I Remember Everything

 
visual by Cindy Phung

visual by Cindy Phung

 

“I have to tell you,
there are times when
the sun strikes me
like a gong,
and I remember everything,
even your ears.”

I have to tell you 
by Dorothea Grossman


I’ve tried to write about this for the longest time but the words never felt right — they either felt too raw or too meaningless. Mostly, it never felt right because stories about first loves never captured what I felt with mine. Which is to say, my first love never was truly mine. Today, though, I’m ready. 

I met him in February of 2014. The only reason I know this is because I still have my seventh grade ID from when I moved schools. At this new school, I shared two classes, I think, maybe three with him. To me, he was the cute kind boy who would always say hi to me. I didn’t know it but he would be the one to teach me about the power of first loves and what they take and leave behind when it’s over. I simply remember one day knowing he was going to be there. Waiting.

I have a terrible memory of the trivial things but when it comes to him, I can only remember too little or too much. 

One memory I recall too vividly was when I was 12 and he said he liked me. I remember the color of the room we were in and the pencil he handed over to me when he said it. I remember feeling my breath stop and the feeling washing over me. I don’t remember what came next though, all I know is the next day I called my friends and asked for their advice. Why? My parents would never let me date. (It’s funny now that in that moment, I thought we were going to be in it for the long run.) But like all good friends, they suggested I write a note to him saying I was lesbian and that I couldn’t date him. So I wrote it and gave it to him the next day. He then retracted his statement and had his friend tell me he didn’t like me. The rest I don’t remember. 

We never spoke about the incident afterward. 

A year and summer passed between us and then high school came around; and eventually, we wound up back in each other’s life. We laughed, cried and did all the things best friends did. Yet time caught up to us again and we didn’t have any classes together for another year. When we did meet again we had drifted apart and had become different people. By then too, he had moved on. I remember seeing them together for the first time and feeling my stomach sink. 

I realized then he was my first real love.

Now, it’s probably been a year since I’ve talked to him — the last real conversation we had was at our high school graduation. It was something about going out and catching up. We probably hadn’t talked for a year before that.

So what was it? We never dated, never kissed and hadn’t even held hands.

Over the years, I’ve kept trying to put a name to what we shared because in essence it was nothing. Nothing but this feeling I had whenever we saw each other. A pull. A rush. Something intangible but there and untouched. This unfamiliar feeling that’s been there for years, reminding me of moments we shared.

Some days I remember everything. Other days, I force myself to remember because I find I’m already forgetting the feeling of us waiting for our parents on the lawn of the junior high we went to. Or because I find I’m forgetting the secrets we told each other on our walks home. 
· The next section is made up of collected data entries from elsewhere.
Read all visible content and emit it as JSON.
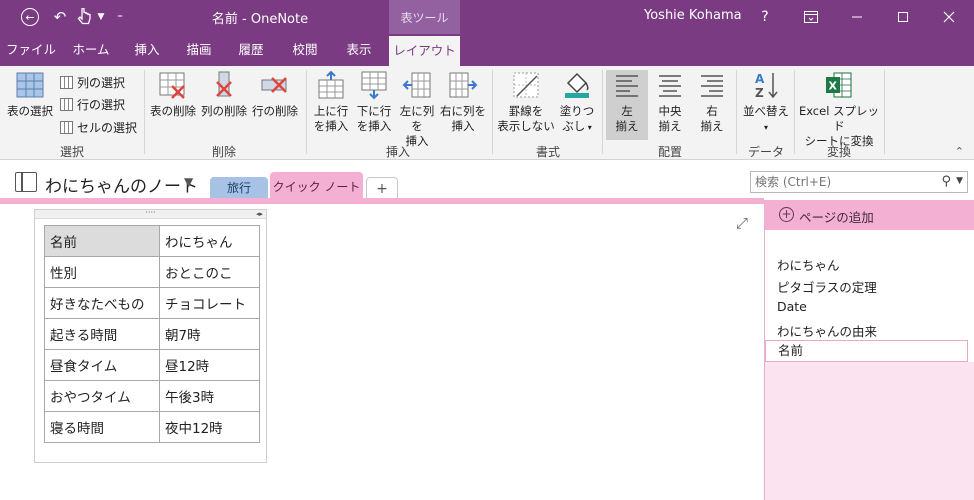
{
  "titlebar": {
    "doc_title": "名前 - OneNote",
    "context_tab": "表ツール",
    "user": "Yoshie Kohama",
    "help": "?",
    "qat_customize": "⁼"
  },
  "tabs": [
    "ファイル",
    "ホーム",
    "挿入",
    "描画",
    "履歴",
    "校閲",
    "表示",
    "レイアウト"
  ],
  "ribbon": {
    "select_group": {
      "label": "選択",
      "select_table": "表の選択",
      "select_col": "列の選択",
      "select_row": "行の選択",
      "select_cell": "セルの選択"
    },
    "delete_group": {
      "label": "削除",
      "delete_table": "表の削除",
      "delete_col": "列の削除",
      "delete_row": "行の削除"
    },
    "insert_group": {
      "label": "挿入",
      "above_1": "上に行",
      "above_2": "を挿入",
      "below_1": "下に行",
      "below_2": "を挿入",
      "left_1": "左に列を",
      "left_2": "挿入",
      "right_1": "右に列を",
      "right_2": "挿入"
    },
    "format_group": {
      "label": "書式",
      "borders_1": "罫線を",
      "borders_2": "表示しない",
      "shading_1": "塗りつ",
      "shading_2": "ぶし"
    },
    "align_group": {
      "label": "配置",
      "left_1": "左",
      "left_2": "揃え",
      "center_1": "中央",
      "center_2": "揃え",
      "right_1": "右",
      "right_2": "揃え"
    },
    "data_group": {
      "label": "データ",
      "sort": "並べ替え"
    },
    "convert_group": {
      "label": "変換",
      "excel_1": "Excel スプレッド",
      "excel_2": "シートに変換"
    }
  },
  "notebook": {
    "name": "わにちゃんのノート",
    "sections": [
      "旅行",
      "クイック ノート"
    ],
    "add_section": "+",
    "search_placeholder": "検索 (Ctrl+E)"
  },
  "table": {
    "rows": [
      [
        "名前",
        "わにちゃん"
      ],
      [
        "性別",
        "おとこのこ"
      ],
      [
        "好きなたべもの",
        "チョコレート"
      ],
      [
        "起きる時間",
        "朝7時"
      ],
      [
        "昼食タイム",
        "昼12時"
      ],
      [
        "おやつタイム",
        "午後3時"
      ],
      [
        "寝る時間",
        "夜中12時"
      ]
    ]
  },
  "pages": {
    "add_label": "ページの追加",
    "items": [
      "わにちゃん",
      "ピタゴラスの定理",
      "Date",
      "わにちゃんの由来",
      "名前"
    ]
  },
  "colors": {
    "brand": "#7a3b82",
    "section_quick": "#f4b0d2",
    "section_travel": "#a7c2e4"
  }
}
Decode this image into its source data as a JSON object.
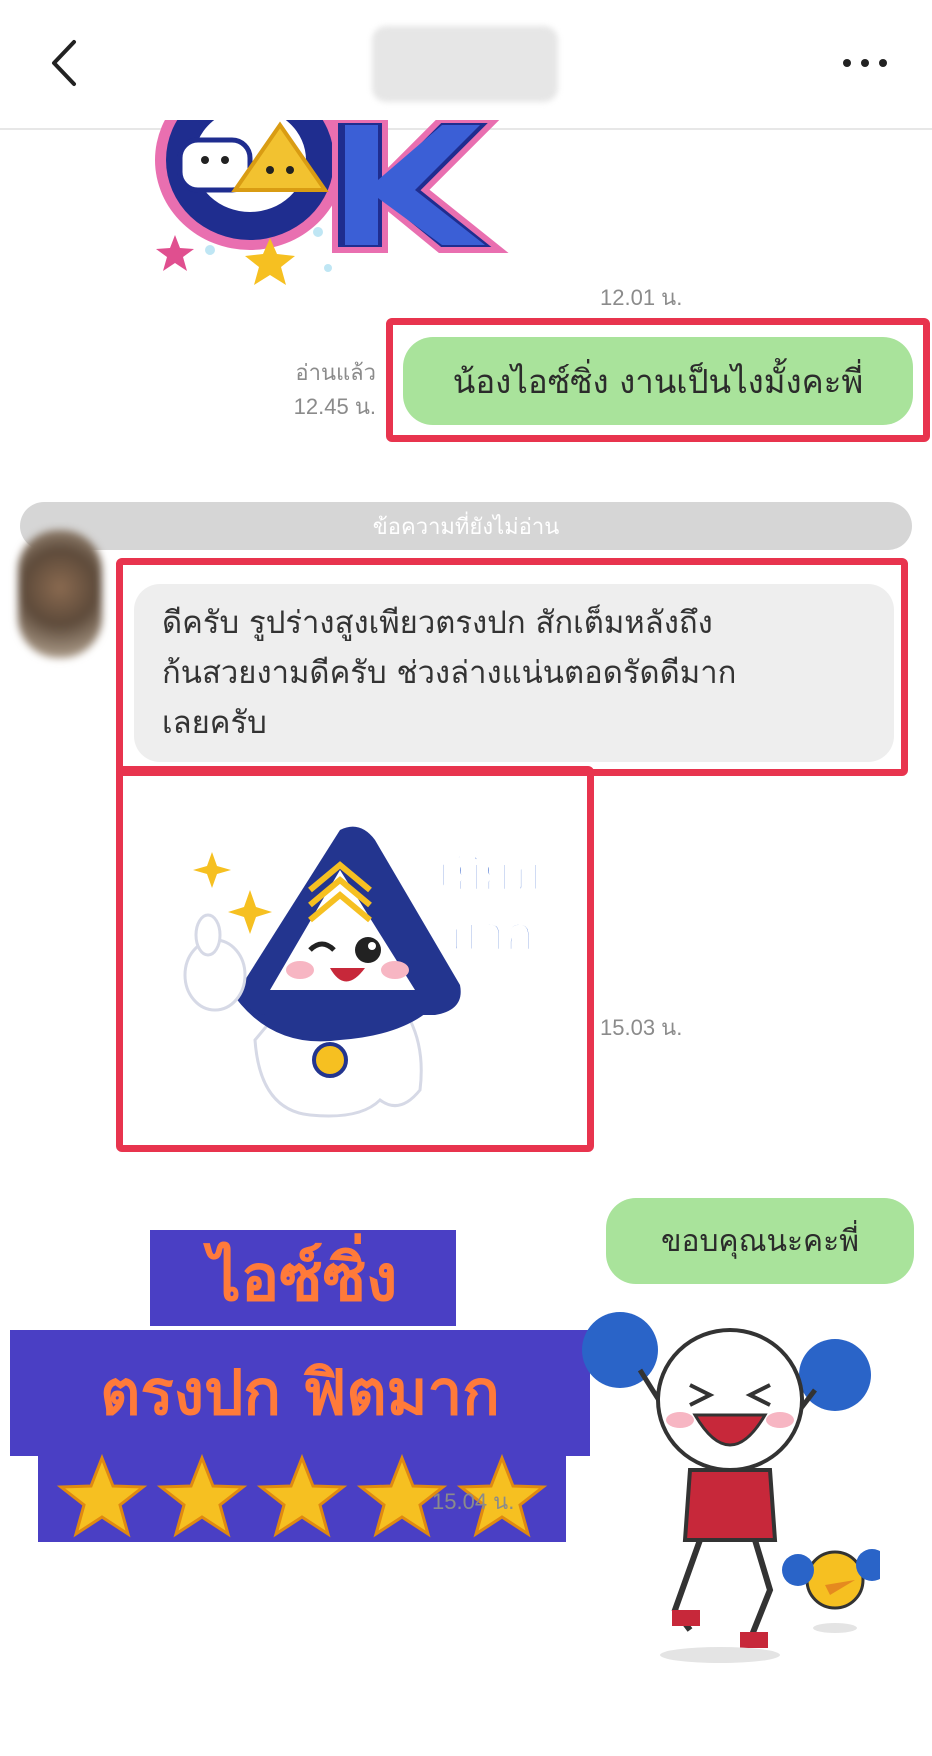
{
  "header": {
    "back_label": "Back",
    "more_label": "More"
  },
  "messages": {
    "ok_sticker_time": "12.01 น.",
    "out_1": {
      "text": "น้องไอซ์ซิ่ง งานเป็นไงมั้งคะพี่",
      "read": "อ่านแล้ว",
      "time": "12.45 น."
    },
    "unread_divider": "ข้อความที่ยังไม่อ่าน",
    "in_1": {
      "line1": "ดีครับ รูปร่างสูงเพียวตรงปก สักเต็มหลังถึง",
      "line2": "ก้นสวยงามดีครับ ช่วงล่างแน่นตอดรัดดีมาก",
      "line3": "เลยครับ"
    },
    "sticker_in_text": [
      "เยี่ยม",
      "มาก"
    ],
    "sticker_in_time": "15.03 น.",
    "out_2": {
      "text": "ขอบคุณนะคะพี่"
    },
    "sticker_out_time": "15.04 น."
  },
  "promo": {
    "line1": "ไอซ์ซิ่ง",
    "line2": "ตรงปก ฟิตมาก",
    "stars": 5
  },
  "colors": {
    "outgoing_bubble": "#a9e39b",
    "incoming_bubble": "#eeeeee",
    "highlight_border": "#e8344e",
    "promo_bg": "#4a3fc4",
    "promo_text": "#ff7a3a"
  }
}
I try to remember everything now because of him. Mostly, it’s because I’m afraid I’ll forget about people I love — how I met them, where I first saw them, what we first said to each other. It’s become a game I play with myself. Somedays I hate him for it and other days I’m thankful because being afraid of forgetting them makes me want to tattoo it in my heart. Including moments I shared with him. Like the way he would throw his head back when he found something hilarious or the way he loved drawing but then randomly gave it up.

Today, I think about him in the light someone with a hundred years behind them put their first love in; the way you can love something even when it’s no longer there. The way you miss someone who has died and you know, just know, this is how things are and there is no explanation why things happen the way they do. I loved him in the way you can love someone from far away and closely too. 

And that’s what first loves are — they are the feeling of everything and nothing at the same time. A paradox that can only exist if neither is true or false.